On 1/7/2011 9:05 AM, Beamsley, Jeff wrote:
> I'm happy that Fitz is staying, but I am sad at how this is playing out for what had been a premiere college football program.
>
> Michigan is supposed to be a "dream" job virtually any coach in the country would jump at. Iinstead it is becoming another tawdry side show where the rest of the sporting world gets to watch as a whole series of coaches tell Michigan that they aren't interested.

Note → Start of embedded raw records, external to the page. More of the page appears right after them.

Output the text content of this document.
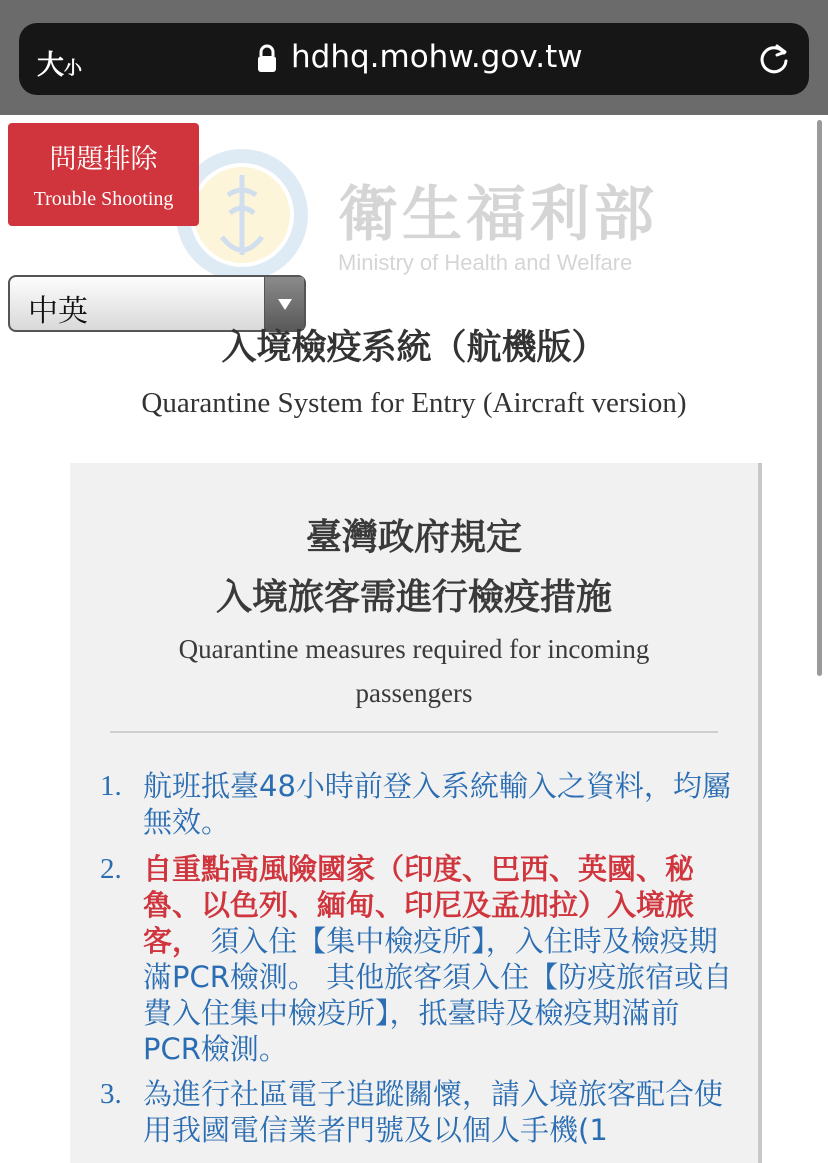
大小	hdhq.mohw.gov.tw
衛生福利部
Ministry of Health and Welfare
問題排除
Trouble Shooting
中英
入境檢疫系統（航機版）
Quarantine System for Entry (Aircraft version)
臺灣政府規定
入境旅客需進行檢疫措施
Quarantine measures required for incoming passengers
1. 航班抵臺48小時前登入系統輸入之資料，均屬無效。
2. 自重點高風險國家（印度、巴西、英國、秘魯、以色列、緬甸、印尼及孟加拉）入境旅客， 須入住【集中檢疫所】，入住時及檢疫期滿PCR檢測。 其他旅客須入住【防疫旅宿或自費入住集中檢疫所】，抵臺時及檢疫期滿前PCR檢測。
3. 為進行社區電子追蹤關懷，請入境旅客配合使用我國電信業者門號及以個人手機(1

I suppose it is sad for Michigan, but they aren't the first "premiere
college football program" to learn the hard way that times have changed.
Notre Dame, USC, Nebraska, Miami (and I could go on) have all been
there. It's a symptom of what is otherwise a good thing: increased
competition in top-level college football.
It may have started with scholarship restrictions, so the big programs
can't pad their depth chart with top athletes the way they used to --
and now those athletes are playing against them week after week -- but
some ADs (and plenty of alumni) still act like it's 1975 and have the
same expectations. As a result, good coaches are fired, their
replacements generally don't do much better, and other coaches start to
wonder what the upside is to working at a place where "success" is now
virtually impossible.
There are other factors -- increased media attention, infusion of cash
and pressure, etc. -- but at the center lies a simple fact: the big
programs aren't what they used to be and never will be again. Schools
that refuse to adapt to this reality will suffer the way Michigan has
(and other schools have before them). For me, that's fine; I certainly
would prefer not to turn back the clock.